Does this technique prevent Java from garbage collecting?

stevendesu :

Colt McAnlis did a wonderfully entertaining video on preventing the JavaScript garbage collector from slowing down applications

The gist of it is as follows:

  1. When the app loads, instantiate a pool of unused objects / classes that your app may need at some point in the future.
  2. When you want to instantiate a new object, instead find an object of the appropriate type in your pool that is unused, grab it, and set its properties.
  3. Utilize this object, instead.
  4. When you're done with it, mark it as "unused" so future methods can utilize it.

My question is if this methodology would also work with the Java garbage collector, or if it's trickier to circumvent and it would just end up scanning your entire heap or something.

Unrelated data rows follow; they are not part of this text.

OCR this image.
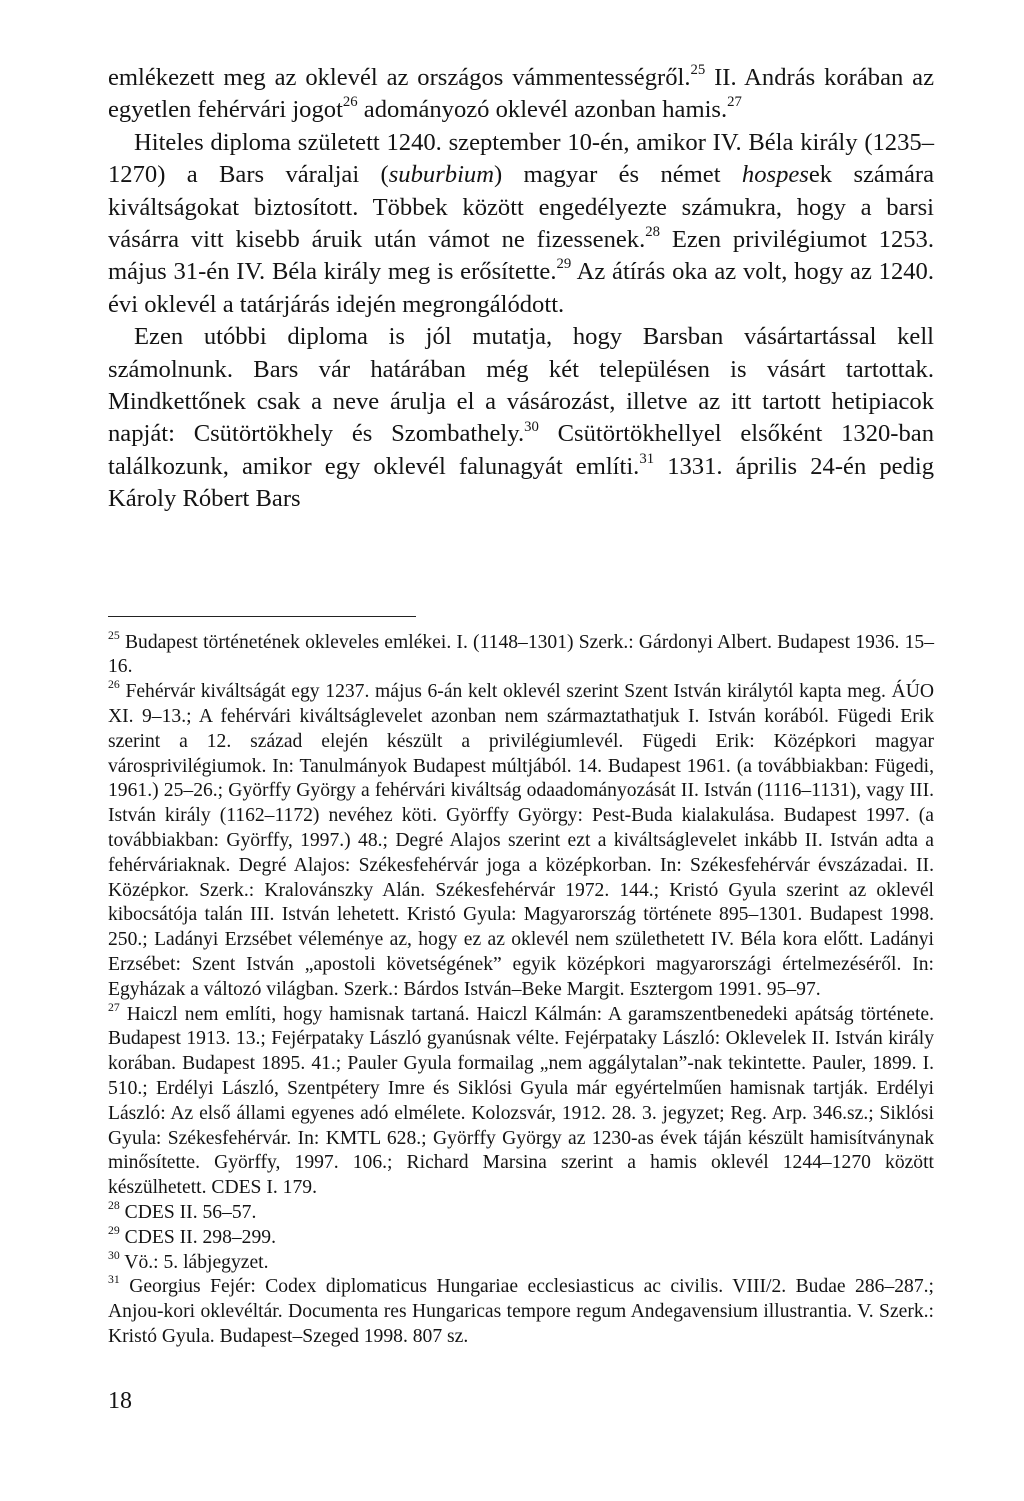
emlékezett meg az oklevél az országos vámmentességről.$^{25}$ II. András korában az egyetlen fehérvári jogot$^{26}$ adományozó oklevél azonban hamis.$^{27}$

Hiteles diploma született 1240. szeptember 10-én, amikor IV. Béla király (1235–1270) a Bars váraljai (suburbium) magyar és német hospesek számára kiváltságokat biztosított. Többek között engedélyezte számukra, hogy a barsi vásárra vitt kisebb áruik után vámot ne fizessenek.$^{28}$ Ezen privilégiumot 1253. május 31-én IV. Béla király meg is erősítette.$^{29}$ Az átírás oka az volt, hogy az 1240. évi oklevél a tatárjárás idején megrongálódott.

Ezen utóbbi diploma is jól mutatja, hogy Barsban vásártartással kell számolnunk. Bars vár határában még két településen is vásárt tartottak. Mindkettőnek csak a neve árulja el a vásározást, illetve az itt tartott hetipiacok napját: Csütörtökhely és Szombathely.$^{30}$ Csütörtökhellyel elsőként 1320-ban találkozunk, amikor egy oklevél falunagyát említi.$^{31}$ 1331. április 24-én pedig Károly Róbert Bars

$^{25}$ Budapest történetének okleveles emlékei. I. (1148–1301) Szerk.: Gárdonyi Albert. Budapest 1936. 15–16.

$^{26}$ Fehérvár kiváltságát egy 1237. május 6-án kelt oklevél szerint Szent István királytól kapta meg. ÁÚO XI. 9–13.; A fehérvári kiváltságlevelet azonban nem származtathatjuk I. István korából. Fügedi Erik szerint a 12. század elején készült a privilégiumlevél. Fügedi Erik: Középkori magyar városprivilégiumok. In: Tanulmányok Budapest múltjából. 14. Budapest 1961. (a továbbiakban: Fügedi, 1961.) 25–26.; Györffy György a fehérvári kiváltság odaadományozását II. István (1116–1131), vagy III. István király (1162–1172) nevéhez köti. Györffy György: Pest-Buda kialakulása. Budapest 1997. (a továbbiakban: Györffy, 1997.) 48.; Degré Alajos szerint ezt a kiváltságlevelet inkább II. István adta a fehérváriaknak. Degré Alajos: Székesfehérvár joga a középkorban. In: Székesfehérvár évszázadai. II. Középkor. Szerk.: Kralovánszky Alán. Székesfehérvár 1972. 144.; Kristó Gyula szerint az oklevél kibocsátója talán III. István lehetett. Kristó Gyula: Magyarország története 895–1301. Budapest 1998. 250.; Ladányi Erzsébet véleménye az, hogy ez az oklevél nem születhetett IV. Béla kora előtt. Ladányi Erzsébet: Szent István „apostoli követségének” egyik középkori magyarországi értelmezéséről. In: Egyházak a változó világban. Szerk.: Bárdos István–Beke Margit. Esztergom 1991. 95–97.

$^{27}$ Haiczl nem említi, hogy hamisnak tartaná. Haiczl Kálmán: A garamszentbenedeki apátság története. Budapest 1913. 13.; Fejérpataky László gyanúsnak vélte. Fejérpataky László: Oklevelek II. István király korában. Budapest 1895. 41.; Pauler Gyula formailag „nem aggálytalan”-nak tekintette. Pauler, 1899. I. 510.; Erdélyi László, Szentpétery Imre és Siklósi Gyula már egyértelműen hamisnak tartják. Erdélyi László: Az első állami egyenes adó elmélete. Kolozsvár, 1912. 28. 3. jegyzet; Reg. Arp. 346.sz.; Siklósi Gyula: Székesfehérvár. In: KMTL 628.; Györffy György az 1230-as évek táján készült hamisítványnak minősítette. Györffy, 1997. 106.; Richard Marsina szerint a hamis oklevél 1244–1270 között készülhetett. CDES I. 179.

$^{28}$ CDES II. 56–57.

$^{29}$ CDES II. 298–299.

$^{30}$ Vö.: 5. lábjegyzet.

$^{31}$ Georgius Fejér: Codex diplomaticus Hungariae ecclesiasticus ac civilis. VIII/2. Budae 286–287.; Anjou-kori oklevéltár. Documenta res Hungaricas tempore regum Andegavensium illustrantia. V. Szerk.: Kristó Gyula. Budapest–Szeged 1998. 807 sz.

18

This is mostly a theoretical / curiosity thing. I don't have any apps in development that depend on circumventing garbage collection.

Stephen C :

It would "work" in a sense. But it is not recommended, because there are some significant problems.

  1. If you implement this incorrectly, it is a memory leak. The problem is that the "pool" needs to keep a reference to all of its objects. This prevents then from being garbage collected. But if the application fails to always mark objects as "unused" when it is done with them (e.g. a bug), those objects remains "in use" for ever.

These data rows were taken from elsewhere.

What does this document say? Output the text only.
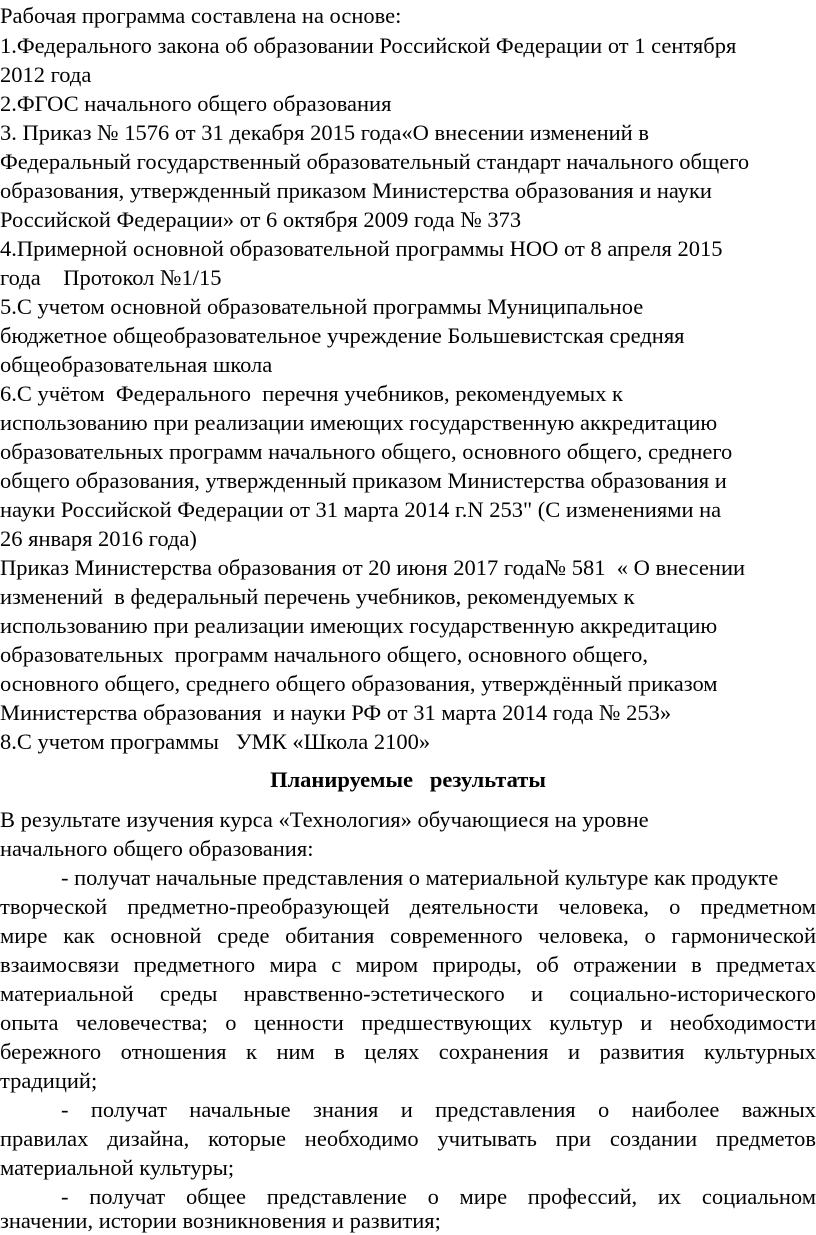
Рабочая программа составлена на основе:
1.Федерального закона об образовании Российской Федерации от 1 сентября
2012 года
2.ФГОС начального общего образования
3. Приказ № 1576 от 31 декабря 2015 года«О внесении изменений в
Федеральный государственный образовательный стандарт начального общего
образования, утвержденный приказом Министерства образования и науки
Российской Федерации» от 6 октября 2009 года № 373
4.Примерной основной образовательной программы НОО от 8 апреля 2015
года    Протокол №1/15
5.С учетом основной образовательной программы Муниципальное
бюджетное общеобразовательное учреждение Большевистская средняя
общеобразовательная школа
6.С учётом  Федерального  перечня учебников, рекомендуемых к
использованию при реализации имеющих государственную аккредитацию
образовательных программ начального общего, основного общего, среднего
общего образования, утвержденный приказом Министерства образования и
науки Российской Федерации от 31 марта 2014 г.N 253" (С изменениями на
26 января 2016 года)
Приказ Министерства образования от 20 июня 2017 года№ 581  « О внесении
изменений  в федеральный перечень учебников, рекомендуемых к
использованию при реализации имеющих государственную аккредитацию
образовательных  программ начального общего, основного общего,
основного общего, среднего общего образования, утверждённый приказом
Министерства образования  и науки РФ от 31 марта 2014 года № 253»
8.С учетом программы   УМК «Школа 2100»
Планируемые   результаты
В результате изучения курса «Технология» обучающиеся на уровне
начального общего образования:
- получат начальные представления о материальной культуре как продукте
творческой предметно-преобразующей деятельности человека, о предметном
мире как основной среде обитания современного человека, о гармонической
взаимосвязи предметного мира с миром природы, об отражении в предметах
материальной среды нравственно-эстетического и социально-исторического
опыта человечества; о ценности предшествующих культур и необходимости
бережного отношения к ним в целях сохранения и развития культурных
традиций;
- получат начальные знания и представления о наиболее важных
правилах дизайна, которые необходимо учитывать при создании предметов
материальной культуры;
- получат общее представление о мире профессий, их социальном
значении, истории возникновения и развития;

    (If you try to mitigate this using something like Reference objects, you end up using more space, and placing more load on the GC.)

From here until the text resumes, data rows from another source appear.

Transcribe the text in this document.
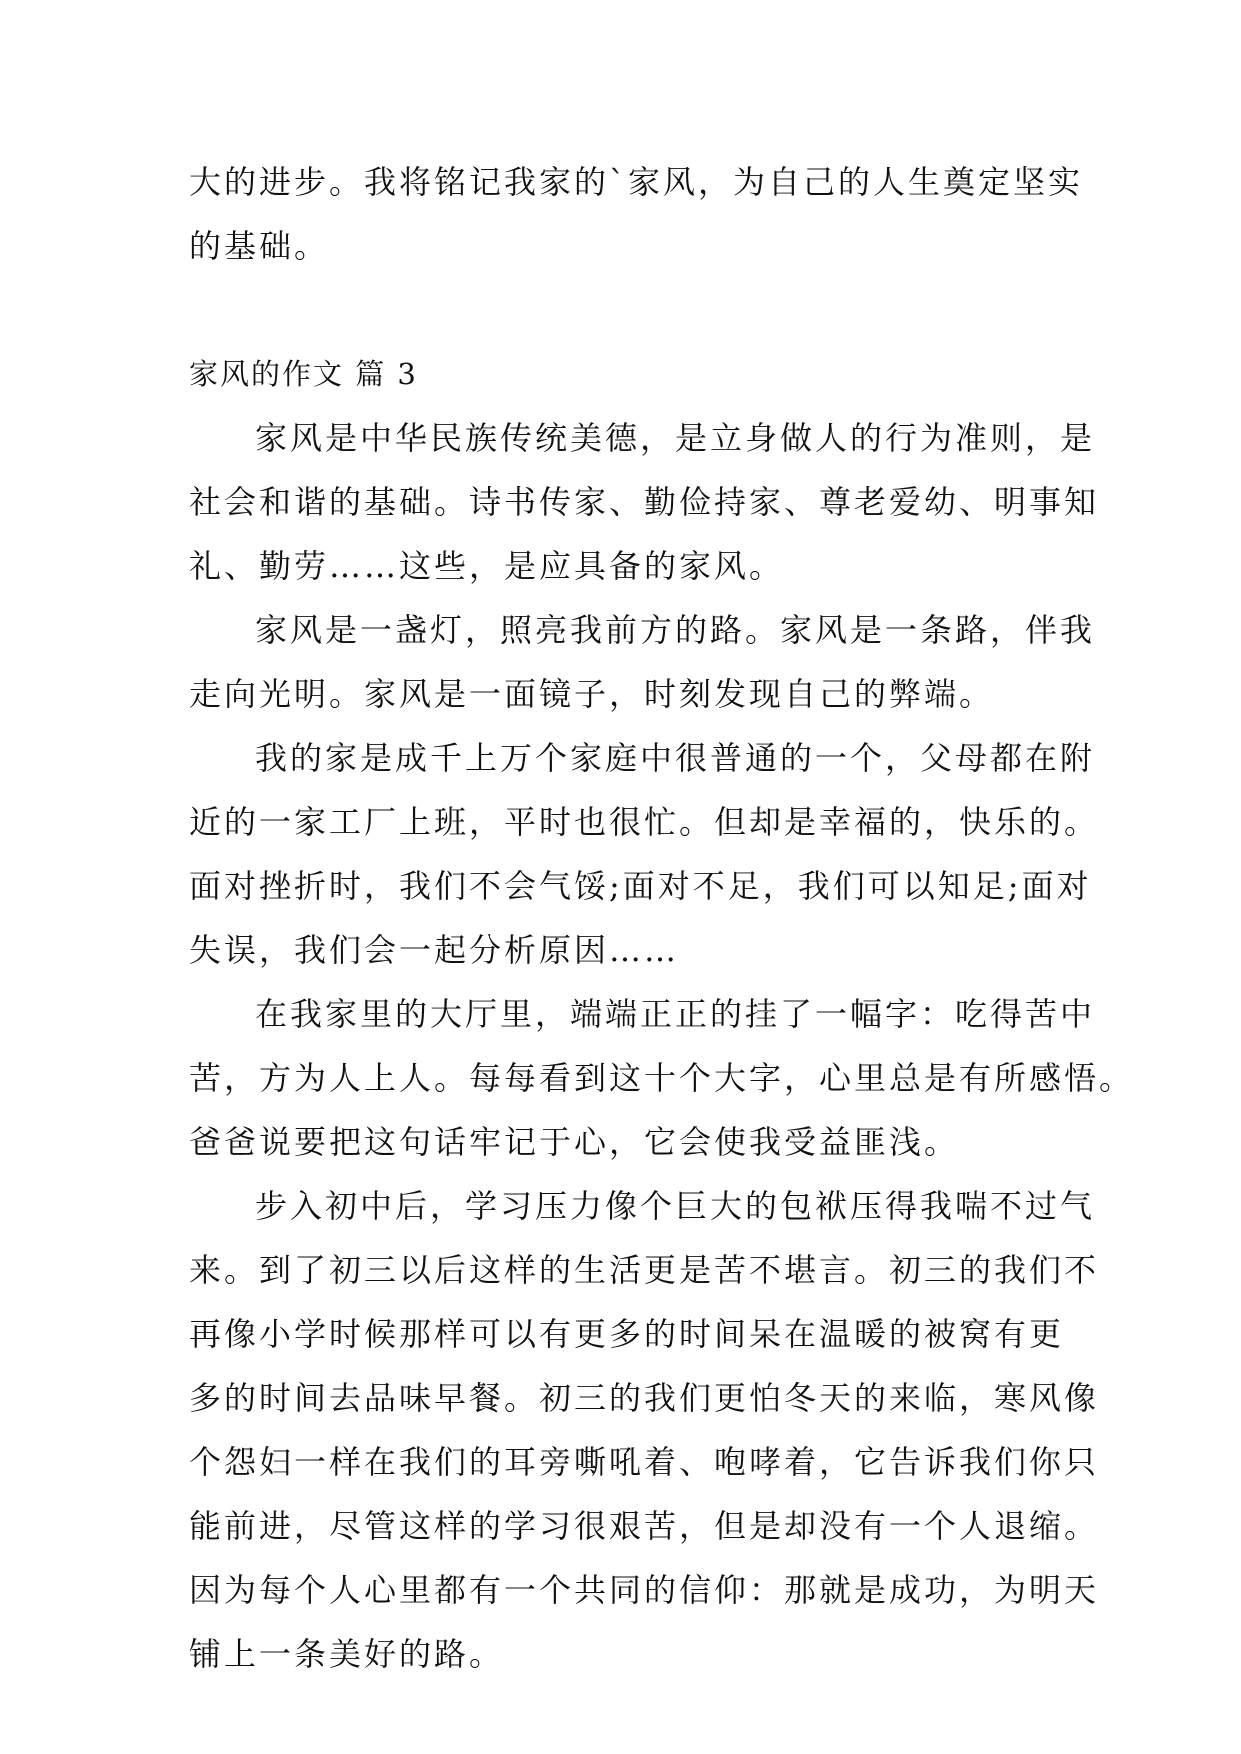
大的进步。我将铭记我家的`家风，为自己的人生奠定坚实
的基础。
家风的作文 篇 3
家风是中华民族传统美德，是立身做人的行为准则，是
社会和谐的基础。诗书传家、勤俭持家、尊老爱幼、明事知
礼、勤劳……这些，是应具备的家风。
家风是一盏灯，照亮我前方的路。家风是一条路，伴我
走向光明。家风是一面镜子，时刻发现自己的弊端。
我的家是成千上万个家庭中很普通的一个，父母都在附
近的一家工厂上班，平时也很忙。但却是幸福的，快乐的。
面对挫折时，我们不会气馁;面对不足，我们可以知足;面对
失误，我们会一起分析原因……
在我家里的大厅里，端端正正的挂了一幅字：吃得苦中
苦，方为人上人。每每看到这十个大字，心里总是有所感悟。
爸爸说要把这句话牢记于心，它会使我受益匪浅。
步入初中后，学习压力像个巨大的包袱压得我喘不过气
来。到了初三以后这样的生活更是苦不堪言。初三的我们不
再像小学时候那样可以有更多的时间呆在温暖的被窝有更
多的时间去品味早餐。初三的我们更怕冬天的来临，寒风像
个怨妇一样在我们的耳旁嘶吼着、咆哮着，它告诉我们你只
能前进，尽管这样的学习很艰苦，但是却没有一个人退缩。
因为每个人心里都有一个共同的信仰：那就是成功，为明天
铺上一条美好的路。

  2. When the GC does run, it has to traverse all of the objects in the pool, and all of their dependent objects as well. That is more work than if the objects had been allowed to die. (Young unreachable objects don't need to be scanned at all.)

  3. After a few GC cycles, the objects in your pool will be tenured, because they are long lived. That means that they will tend to cause short-term dependent objects that might otherwise be collectable to be retained until the old heap is collected. Also, reference assignments to fields of tenured objects may be more expensive, and may make young space collections take longer (because of old -> young references).

Note that the kind of object pools you are talking about are typically proposed / done to mitigate excessive GC pauses in an application. In a typical modern JVM, there are GCs that are specifically designed to minimize the pauses. Low pause collectors are a better alternative for solving this problem in most Java applications. (An exception would highly interactive games where any kind of "lagging" is simply unacceptable.)

There are other reasons for using object pools:

  • To deal with objects that are very expensive to initialize.
  • To deal with objects that need to be limited in number.
  • To deal with objects associated with external resources that need to be properly managed.

Examples include thread pools, database connection pools, and HTTP connection pools (under the hood in typical HTTP client-side libraries). These are definitely beneficial in the appropriate circumstances.